There are 7,000 blind people in the Republic; Bethan doesn't see herself as a spokeswoman for any of them. All blind people are different, just as we are all different. But this young woman is an appropriate person to deal with others who have disabilities. At the 232-bed Royal Hospital, in Donnybrook, she works with people who are cognitively impaired or who have dementia. She helps people with limited movement as a result of strokes to use "power chairs" (wheelchairs with motors). She teaches them to turn the TV on and off, or to operate light switches. She teaches them to wash and dress themselves. Small victories make all the difference to quality of life.

She visits clients' homes and helps them to learn to adjust, with the help of her talking tape-measure and her "Braille lite" lap-top.

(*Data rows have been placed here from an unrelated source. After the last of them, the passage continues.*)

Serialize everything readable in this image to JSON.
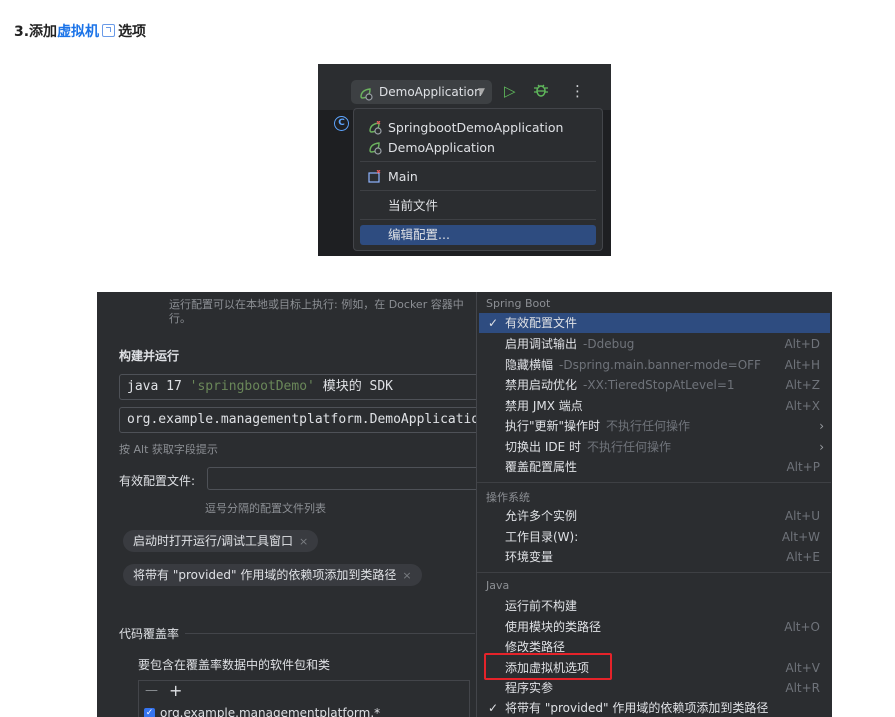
{
  "heading": {
    "prefix": "3.添加",
    "link": "虚拟机",
    "suffix": "选项"
  },
  "screenshot1": {
    "run_config": "DemoApplication",
    "menu_items": [
      {
        "label": "SpringbootDemoApplication",
        "icon": "spring-boot-error-icon"
      },
      {
        "label": "DemoApplication",
        "icon": "spring-boot-icon"
      },
      {
        "label": "Main",
        "icon": "application-error-icon"
      },
      {
        "label": "当前文件",
        "icon": ""
      },
      {
        "label": "编辑配置...",
        "icon": "",
        "selected": true
      }
    ]
  },
  "screenshot2": {
    "top_text_line1": "运行配置可以在本地或目标上执行: 例如，在 Docker 容器中",
    "top_text_line2": "行。",
    "section_build_run": "构建并运行",
    "sdk_field_main": "java 17",
    "sdk_field_comment": "'springbootDemo'",
    "sdk_field_tail": "模块的 SDK",
    "main_class": "org.example.managementplatform.DemoApplicatio",
    "alt_hint": "按 Alt 获取字段提示",
    "active_profiles_label": "有效配置文件:",
    "active_profiles_value": "",
    "active_profiles_hint": "逗号分隔的配置文件列表",
    "chip1": "启动时打开运行/调试工具窗口",
    "chip2": "将带有 \"provided\" 作用域的依赖项添加到类路径",
    "chip_close": "×",
    "section_coverage": "代码覆盖率",
    "coverage_label": "要包含在覆盖率数据中的软件包和类",
    "list_toolbar_minus": "—",
    "list_toolbar_plus": "+",
    "list_item": "org.example.managementplatform.*",
    "menu": {
      "groups": [
        {
          "title": "Spring Boot",
          "items": [
            {
              "label": "有效配置文件",
              "hint": "",
              "shortcut": "",
              "checked": true,
              "selected": true
            },
            {
              "label": "启用调试输出",
              "hint": "-Ddebug",
              "shortcut": "Alt+D"
            },
            {
              "label": "隐藏横幅",
              "hint": "-Dspring.main.banner-mode=OFF",
              "shortcut": "Alt+H"
            },
            {
              "label": "禁用启动优化",
              "hint": "-XX:TieredStopAtLevel=1",
              "shortcut": "Alt+Z"
            },
            {
              "label": "禁用 JMX 端点",
              "hint": "",
              "shortcut": "Alt+X"
            },
            {
              "label": "执行\"更新\"操作时",
              "hint": "不执行任何操作",
              "shortcut": "",
              "submenu": true
            },
            {
              "label": "切换出 IDE 时",
              "hint": "不执行任何操作",
              "shortcut": "",
              "submenu": true
            },
            {
              "label": "覆盖配置属性",
              "hint": "",
              "shortcut": "Alt+P"
            }
          ]
        },
        {
          "title": "操作系统",
          "items": [
            {
              "label": "允许多个实例",
              "hint": "",
              "shortcut": "Alt+U"
            },
            {
              "label": "工作目录(W):",
              "hint": "",
              "shortcut": "Alt+W"
            },
            {
              "label": "环境变量",
              "hint": "",
              "shortcut": "Alt+E"
            }
          ]
        },
        {
          "title": "Java",
          "items": [
            {
              "label": "运行前不构建",
              "hint": "",
              "shortcut": ""
            },
            {
              "label": "使用模块的类路径",
              "hint": "",
              "shortcut": "Alt+O"
            },
            {
              "label": "修改类路径",
              "hint": "",
              "shortcut": ""
            },
            {
              "label": "添加虚拟机选项",
              "hint": "",
              "shortcut": "Alt+V",
              "highlighted": true
            },
            {
              "label": "程序实参",
              "hint": "",
              "shortcut": "Alt+R"
            },
            {
              "label": "将带有 \"provided\" 作用域的依赖项添加到类路径",
              "hint": "",
              "shortcut": "",
              "checked": true
            }
          ]
        }
      ]
    }
  },
  "colors": {
    "ide_bg": "#2b2d30",
    "editor_bg": "#1e1f22",
    "selection": "#2e4c80",
    "highlight_box": "#e5232a",
    "link": "#1a73e8"
  }
}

At the Royal Hospital, there has long been a shift away from the attitude that it was essentially a hospice. "There's hope here," says John Kennedy, hospital CEO. "We're stopping the attitude of the one-way trip up the avenue." Today's ethos is to help people have a good quality of life to the very end.

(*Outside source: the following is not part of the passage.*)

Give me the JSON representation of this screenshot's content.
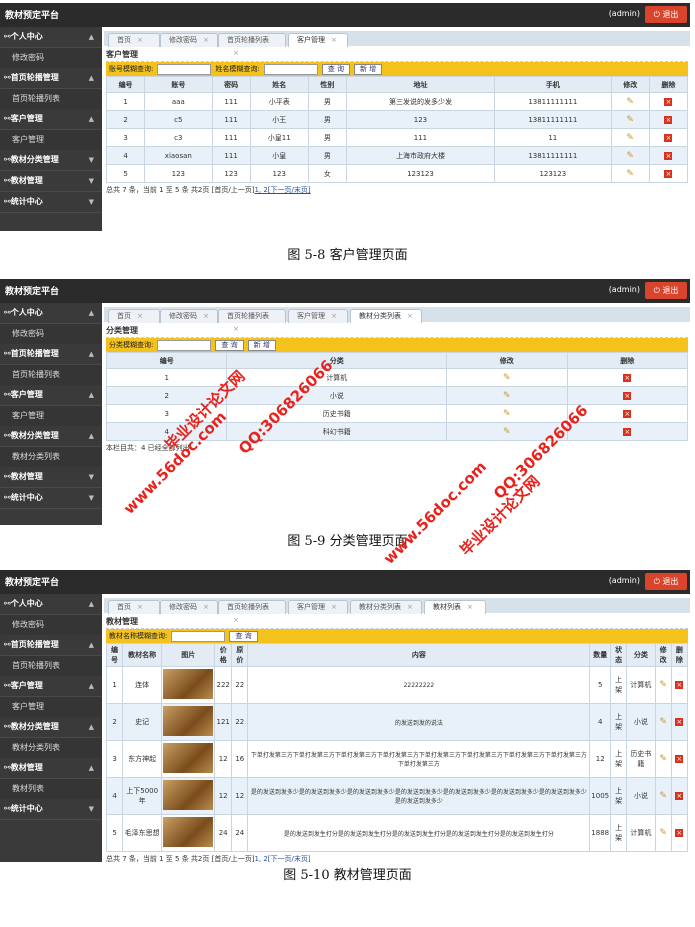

Bethan is part of a team of occupational therapists that keeps people mentally and physically active with cooking, painting, music and exercise. Even patients who seem completely unreachable are brought to a "multi-sensory" room - where music, lights and smells stimulate minds that can seem very far away. Even the smallest reaction is gratifying for the team.

"They do know what they are doing. They do know what's going on. They recognise me and at the end of the day, they are people. It's our problem if we can't understand what their existence is like. They may not talk verbally, but they can communicate. If we feel they cannot communicate, it's we who are failing," says Bethan.

The Royal Hospital is a charity-based voluntary hospital funded by the Department of Health and Children. Conor Leonard, the hospital's project manager and a former member of the occupational therapy department, admits he took a risk taking Bethan on.

But he's found the only difference between Bethan and the rest of his staff is that she's dragging them into the information technology age, using voice-sensitive software to run her PC (the screen of which stays blank, since she cannot see it). Her special equipment is funded by FAS, under equality legislation which guarantees people with disabilities the right to be enabled to work.

The hospital itself, founded in 1743, is the oldest of its type in Britain or Ireland. With the help of fund-raising by the Friends of the Royal Hospital and capital funding from the State, a £10 million building programme is gradually doing away with the vast, 20-bed halls that the hospital has been associated with. The new building is modern and more intimately scaled. There is a rehabilitation unit for people under the age of 65 with chronic disabilities and a day hospital with 30 places, as well as an education centre, sheltered housing for 29, a concert hall and, under development, a wheelchair assessment unit and workshops.

The Aos╙g programme, which involves teachers and senior students, makes sure that young people help bring life into the hospital.

Because it is charity-based voluntary hospital - with an independent ethos guaranteed by legislation - it can afford to cut through bureaucracy. When someone needs a power chair, they get it without the usual six-month wait. One patient even holds weekly audio-visual conferences with a sister in Italy. People in their 90s with late stage dementia are never seen as being beyond hope. Anything that can be done to keep their minds alive is done.

"The acid test is, if it was a relative of mine, would I be happy for them to come here? And I'd have to say 'yes'," says Bethan.